Mesa-redonda debate empoderamento feminino para além dos negócios


Por Caroline Comassetto

 

Debate coloca em pauta o empoderamento feminino. Foto:Thayane Rodrigues

O que é empoderamento feminino? Para a presidente do Conselho Regional de Contabilidade do Rio Grande do Sul, Ana Tercia Lopes Rodrigues, empoderar é a capacidade de influenciar e liderar, principalmente, através das palavras; para a influenciadora digital, Michelli Torrico é se conhecer, realizar sonhos e projetos; para a professora doutora em Ciências, Martha Helena Teixeira de Souza, é a busca da igualdade e condições para as mulheres.

Este foi o assunto que balizou a mesa-redonda Empoderamento feminino nos negócios, no II Fórum Integrado de Negócios da Universidade Franciscana, mediado pela jornalista e doutora em Ciências da Comunicação, Sibila Rocha. Durante sua fala, Ana Tercia Lopes Rodrigues contou que sua vida foi dividida em antes e depois do Conselho Regional de Contabilidade, pois, é a primeira mulher a ser presidente do conselho em 70 anos. Ela reforça a importância de ocupar este cargo.

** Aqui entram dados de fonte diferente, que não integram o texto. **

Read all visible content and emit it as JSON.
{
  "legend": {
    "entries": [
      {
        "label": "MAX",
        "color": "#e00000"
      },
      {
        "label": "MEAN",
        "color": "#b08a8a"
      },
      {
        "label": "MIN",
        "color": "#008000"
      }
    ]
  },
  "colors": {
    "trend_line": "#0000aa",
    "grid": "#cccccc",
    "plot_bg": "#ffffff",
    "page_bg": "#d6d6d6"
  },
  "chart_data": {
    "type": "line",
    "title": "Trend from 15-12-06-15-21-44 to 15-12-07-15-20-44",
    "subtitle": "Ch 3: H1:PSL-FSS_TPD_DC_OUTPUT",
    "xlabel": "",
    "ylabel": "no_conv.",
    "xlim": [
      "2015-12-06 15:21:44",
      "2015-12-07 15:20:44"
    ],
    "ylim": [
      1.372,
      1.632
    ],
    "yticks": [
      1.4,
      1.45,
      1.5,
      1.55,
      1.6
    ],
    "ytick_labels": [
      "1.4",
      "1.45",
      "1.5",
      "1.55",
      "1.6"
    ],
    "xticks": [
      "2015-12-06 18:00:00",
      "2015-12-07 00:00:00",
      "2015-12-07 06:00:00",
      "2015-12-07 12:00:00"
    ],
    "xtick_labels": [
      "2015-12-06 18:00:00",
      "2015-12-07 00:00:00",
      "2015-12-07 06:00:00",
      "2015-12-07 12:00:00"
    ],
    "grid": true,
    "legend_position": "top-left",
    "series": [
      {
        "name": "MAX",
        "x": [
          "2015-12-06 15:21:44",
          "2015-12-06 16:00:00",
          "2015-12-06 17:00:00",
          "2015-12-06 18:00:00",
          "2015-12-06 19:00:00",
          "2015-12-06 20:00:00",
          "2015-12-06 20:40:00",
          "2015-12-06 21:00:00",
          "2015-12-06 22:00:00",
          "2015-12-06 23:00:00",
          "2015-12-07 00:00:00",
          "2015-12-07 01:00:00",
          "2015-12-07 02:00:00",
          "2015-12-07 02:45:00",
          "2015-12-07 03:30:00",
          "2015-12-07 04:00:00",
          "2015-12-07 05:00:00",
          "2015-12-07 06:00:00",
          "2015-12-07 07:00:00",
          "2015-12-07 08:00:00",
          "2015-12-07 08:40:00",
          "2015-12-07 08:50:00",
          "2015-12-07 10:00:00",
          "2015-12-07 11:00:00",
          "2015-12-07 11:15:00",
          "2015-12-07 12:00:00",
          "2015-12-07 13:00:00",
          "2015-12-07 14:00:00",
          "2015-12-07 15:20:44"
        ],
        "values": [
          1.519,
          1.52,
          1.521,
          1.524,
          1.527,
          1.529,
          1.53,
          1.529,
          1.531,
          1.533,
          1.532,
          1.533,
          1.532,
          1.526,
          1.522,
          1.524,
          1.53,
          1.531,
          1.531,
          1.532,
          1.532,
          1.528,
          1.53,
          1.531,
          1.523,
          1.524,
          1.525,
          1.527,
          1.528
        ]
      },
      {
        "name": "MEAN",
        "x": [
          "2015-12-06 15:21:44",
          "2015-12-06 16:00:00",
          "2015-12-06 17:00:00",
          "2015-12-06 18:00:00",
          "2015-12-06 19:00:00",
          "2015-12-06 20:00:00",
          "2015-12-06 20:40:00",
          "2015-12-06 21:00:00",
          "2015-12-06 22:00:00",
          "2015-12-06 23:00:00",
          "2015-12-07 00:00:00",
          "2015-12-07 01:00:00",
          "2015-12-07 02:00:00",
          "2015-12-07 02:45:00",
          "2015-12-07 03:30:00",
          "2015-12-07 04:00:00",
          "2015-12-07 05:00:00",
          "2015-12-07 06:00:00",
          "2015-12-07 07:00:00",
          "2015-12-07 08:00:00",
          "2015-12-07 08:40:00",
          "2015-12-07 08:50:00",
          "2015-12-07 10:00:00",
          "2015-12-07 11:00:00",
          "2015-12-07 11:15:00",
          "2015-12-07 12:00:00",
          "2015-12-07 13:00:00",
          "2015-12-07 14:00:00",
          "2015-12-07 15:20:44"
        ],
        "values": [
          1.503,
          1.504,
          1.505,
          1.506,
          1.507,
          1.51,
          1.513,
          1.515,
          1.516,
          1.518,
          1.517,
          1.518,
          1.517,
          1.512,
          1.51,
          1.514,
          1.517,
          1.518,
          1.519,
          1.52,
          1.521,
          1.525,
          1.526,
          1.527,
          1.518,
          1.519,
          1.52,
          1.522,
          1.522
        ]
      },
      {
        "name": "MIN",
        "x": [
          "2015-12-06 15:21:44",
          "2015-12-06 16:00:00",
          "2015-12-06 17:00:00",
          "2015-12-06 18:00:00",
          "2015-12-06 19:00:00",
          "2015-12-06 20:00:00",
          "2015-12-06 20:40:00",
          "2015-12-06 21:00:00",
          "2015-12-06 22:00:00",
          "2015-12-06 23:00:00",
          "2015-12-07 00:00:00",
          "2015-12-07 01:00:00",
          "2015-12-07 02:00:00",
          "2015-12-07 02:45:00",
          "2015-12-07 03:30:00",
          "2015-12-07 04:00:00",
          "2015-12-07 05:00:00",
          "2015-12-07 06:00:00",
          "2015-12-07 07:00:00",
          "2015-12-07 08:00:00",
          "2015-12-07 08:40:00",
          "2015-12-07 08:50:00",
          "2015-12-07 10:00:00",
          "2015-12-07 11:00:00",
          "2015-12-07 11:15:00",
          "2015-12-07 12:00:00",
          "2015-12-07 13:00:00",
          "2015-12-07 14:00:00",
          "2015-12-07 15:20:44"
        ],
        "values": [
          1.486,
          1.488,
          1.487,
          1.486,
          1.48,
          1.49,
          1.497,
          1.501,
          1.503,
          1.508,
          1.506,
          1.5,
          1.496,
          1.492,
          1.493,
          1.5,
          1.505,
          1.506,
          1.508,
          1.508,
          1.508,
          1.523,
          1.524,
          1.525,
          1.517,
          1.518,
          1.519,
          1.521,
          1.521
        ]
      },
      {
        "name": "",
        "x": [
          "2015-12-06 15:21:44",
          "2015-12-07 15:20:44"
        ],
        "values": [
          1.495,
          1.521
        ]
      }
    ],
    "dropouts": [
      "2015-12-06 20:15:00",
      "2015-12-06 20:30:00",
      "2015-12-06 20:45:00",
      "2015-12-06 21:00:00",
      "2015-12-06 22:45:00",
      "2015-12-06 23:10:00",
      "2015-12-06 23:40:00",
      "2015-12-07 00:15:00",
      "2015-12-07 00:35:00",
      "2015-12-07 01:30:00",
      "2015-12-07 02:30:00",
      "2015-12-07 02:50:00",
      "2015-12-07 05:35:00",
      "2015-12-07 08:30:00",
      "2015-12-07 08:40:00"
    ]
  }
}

Martha Helena Teixeira de Souza relembra o início da carreira no Paraná onde trabalhou o empoderamento com mulheres em situação de vulnerabilidade e violência. Já em Santa Maria trabalha com o empoderamento de mulheres trans e com mulheres infectadas pelos vírus HIV, causador da AIDS. Por isso, Martha destaca em sua fala ser essencial o empoderamento desta população, por conta da dificuldade do acesso dessas mulheres ao serviço de saúde, devido ao preconceito. “Luto para que as mulheres tenham visibilidade e não sofram com a violência, para que um dia possam chegar ao mundo dos negócios”, afirma Martha. A  enfermeira e pesquisadora trouxe resultados de uma pesquisa realizada em Santa Maria sobre a violência contra a mulher, e que destes dados nasceu um projeto de capacitação e empoderamento das lideranças femininas dos bairros mais citados. Ela acredita que o resultado mais positivo deste projeto foi a união e o suporte entre as mulheres.

“Elas foram percebendo que podiam contar umas com as outras e retomar suas próprias vidas, até mesmo na decisão de se separar do parceiro”, explica. Em relação a posição dos homens em relação às mulheres, as três participantes argumentam que é preciso mudar a visão da sociedade quanto as mulheres, inclusive das crianças. “É muito importante o debate em família, sobre o lugar da mulher, na criação dos filhos e divisão de tarefas”, conclui Michelli Torrico que também contou a sua experiência sobre moda, redes sociais, mídia e mulheres.  Com isso, a influenciadora salienta que a sua participação na internet também diz respeito a incentivar as mulheres a trocarem experiências e a aproveitar a liberdade proporcionada pelas redes sociais para reconhecer o seu próprio papel. “A gente tem que estar no lugar que quiser”, diz.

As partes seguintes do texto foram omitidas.